The Library Service is available to everybody. A library service is a way of having access to words in all forms, not just the written word. I’ve visited libraries all over the country and you see big signs that say libraries are not just for books and it slightly demeans books when you say they’re not ‘just’ for books. Books themselves are important and have been around for hundreds of years. The written word has been around for thousands of years – but the library also offers the ability to meet up with other people, to learn, to make connections.

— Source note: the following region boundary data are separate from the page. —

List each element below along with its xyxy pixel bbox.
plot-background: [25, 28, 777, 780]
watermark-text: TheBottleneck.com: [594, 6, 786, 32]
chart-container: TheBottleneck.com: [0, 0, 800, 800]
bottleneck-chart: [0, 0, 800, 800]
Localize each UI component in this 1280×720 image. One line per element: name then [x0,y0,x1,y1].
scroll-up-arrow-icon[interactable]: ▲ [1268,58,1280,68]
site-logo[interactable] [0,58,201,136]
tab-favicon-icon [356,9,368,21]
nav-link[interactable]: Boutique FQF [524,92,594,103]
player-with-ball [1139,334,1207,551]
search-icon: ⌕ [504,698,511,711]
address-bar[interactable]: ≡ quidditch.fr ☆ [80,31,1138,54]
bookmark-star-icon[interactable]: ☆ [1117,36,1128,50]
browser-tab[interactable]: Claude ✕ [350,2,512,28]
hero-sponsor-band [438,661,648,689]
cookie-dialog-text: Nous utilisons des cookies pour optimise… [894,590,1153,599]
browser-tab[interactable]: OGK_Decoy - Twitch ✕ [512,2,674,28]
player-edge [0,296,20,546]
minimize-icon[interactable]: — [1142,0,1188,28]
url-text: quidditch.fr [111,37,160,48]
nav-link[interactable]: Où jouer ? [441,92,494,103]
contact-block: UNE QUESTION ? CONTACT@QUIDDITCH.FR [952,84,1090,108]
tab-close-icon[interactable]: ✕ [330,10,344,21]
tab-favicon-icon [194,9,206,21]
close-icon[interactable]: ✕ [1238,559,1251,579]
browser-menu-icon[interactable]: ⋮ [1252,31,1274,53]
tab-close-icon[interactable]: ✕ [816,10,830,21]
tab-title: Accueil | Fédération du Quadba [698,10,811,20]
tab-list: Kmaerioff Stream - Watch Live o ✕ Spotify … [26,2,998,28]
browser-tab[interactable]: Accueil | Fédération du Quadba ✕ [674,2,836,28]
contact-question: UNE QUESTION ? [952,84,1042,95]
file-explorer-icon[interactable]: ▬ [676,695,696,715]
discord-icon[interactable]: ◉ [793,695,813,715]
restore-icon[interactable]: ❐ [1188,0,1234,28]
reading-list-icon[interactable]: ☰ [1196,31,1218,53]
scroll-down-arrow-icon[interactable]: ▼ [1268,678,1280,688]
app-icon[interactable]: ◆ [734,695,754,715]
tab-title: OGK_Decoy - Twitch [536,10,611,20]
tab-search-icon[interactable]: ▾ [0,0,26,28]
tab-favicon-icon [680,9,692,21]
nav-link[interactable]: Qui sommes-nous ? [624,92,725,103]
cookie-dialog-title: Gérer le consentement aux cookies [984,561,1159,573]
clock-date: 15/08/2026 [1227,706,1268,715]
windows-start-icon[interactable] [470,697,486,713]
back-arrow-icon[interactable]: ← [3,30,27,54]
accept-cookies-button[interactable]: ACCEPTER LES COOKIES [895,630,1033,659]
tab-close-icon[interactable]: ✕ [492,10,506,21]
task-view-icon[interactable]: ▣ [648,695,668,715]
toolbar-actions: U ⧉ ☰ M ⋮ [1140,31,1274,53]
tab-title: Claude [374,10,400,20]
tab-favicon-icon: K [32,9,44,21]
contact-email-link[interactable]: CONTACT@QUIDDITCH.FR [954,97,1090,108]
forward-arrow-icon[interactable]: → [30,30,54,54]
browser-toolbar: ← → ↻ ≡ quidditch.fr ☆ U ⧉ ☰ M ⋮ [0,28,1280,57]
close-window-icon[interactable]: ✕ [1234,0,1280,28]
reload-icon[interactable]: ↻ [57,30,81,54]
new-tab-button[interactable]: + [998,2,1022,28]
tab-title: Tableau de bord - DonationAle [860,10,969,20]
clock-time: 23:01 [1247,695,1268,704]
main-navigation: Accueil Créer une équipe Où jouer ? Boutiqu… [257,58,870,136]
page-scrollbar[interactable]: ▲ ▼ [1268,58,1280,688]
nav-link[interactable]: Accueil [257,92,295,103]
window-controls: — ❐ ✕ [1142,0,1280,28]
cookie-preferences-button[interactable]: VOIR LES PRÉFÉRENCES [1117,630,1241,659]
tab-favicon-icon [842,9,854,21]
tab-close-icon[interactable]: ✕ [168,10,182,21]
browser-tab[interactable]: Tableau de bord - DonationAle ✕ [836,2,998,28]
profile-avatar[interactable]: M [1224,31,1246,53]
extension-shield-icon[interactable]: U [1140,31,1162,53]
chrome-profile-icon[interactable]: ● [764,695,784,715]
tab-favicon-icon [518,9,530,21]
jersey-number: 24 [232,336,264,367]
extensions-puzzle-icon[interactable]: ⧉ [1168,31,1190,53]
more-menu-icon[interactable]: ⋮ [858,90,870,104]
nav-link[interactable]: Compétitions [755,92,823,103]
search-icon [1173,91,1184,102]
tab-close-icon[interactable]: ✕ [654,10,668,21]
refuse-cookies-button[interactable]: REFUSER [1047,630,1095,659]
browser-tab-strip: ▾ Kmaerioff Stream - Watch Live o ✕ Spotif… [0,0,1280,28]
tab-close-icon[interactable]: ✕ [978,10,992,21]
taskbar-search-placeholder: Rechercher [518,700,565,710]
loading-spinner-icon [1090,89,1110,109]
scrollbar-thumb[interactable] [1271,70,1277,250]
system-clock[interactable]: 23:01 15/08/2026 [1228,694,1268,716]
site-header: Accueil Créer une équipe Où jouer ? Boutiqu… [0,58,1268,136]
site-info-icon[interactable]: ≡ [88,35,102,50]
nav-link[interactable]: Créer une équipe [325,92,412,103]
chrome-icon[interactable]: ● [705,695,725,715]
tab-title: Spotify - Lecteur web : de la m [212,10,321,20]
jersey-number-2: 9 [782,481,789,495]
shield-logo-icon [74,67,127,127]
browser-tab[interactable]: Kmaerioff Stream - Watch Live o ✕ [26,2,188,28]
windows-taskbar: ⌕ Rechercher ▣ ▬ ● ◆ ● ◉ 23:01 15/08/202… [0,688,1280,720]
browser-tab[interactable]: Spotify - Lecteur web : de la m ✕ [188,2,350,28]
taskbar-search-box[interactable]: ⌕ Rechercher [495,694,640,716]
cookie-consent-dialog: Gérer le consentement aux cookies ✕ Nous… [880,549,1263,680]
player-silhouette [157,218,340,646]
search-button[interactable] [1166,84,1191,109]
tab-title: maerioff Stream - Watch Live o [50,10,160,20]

A lot of other agencies use libraries because they know that is a way of reaching people in the community who they may not be able to get to in any other way. For example agencies that support new parents, and the work that the library service does itself with things like Baby Bounce and Rhyme Times which introduces babies to words, rhythm, and sound. For a lot of young parents who may not have been brought up in a household that read a lot, libraries can help them to have the confidence to read to their children. Introducing concepts that are in books is important. For example if you live in Norfolk you can meet an elephant on the page of a book long before you might meet an elephant in real life, so it’s part of the experience of learning and growing. There’s a saying ‘a child who reads more, succeeds more’ and there is a lot of evidence from the Reading Agency and other organisations that shows that that’s still the case. There are also the activities that help to connect people, such as knit and natter sessions, and advice services for everything from health to money issues.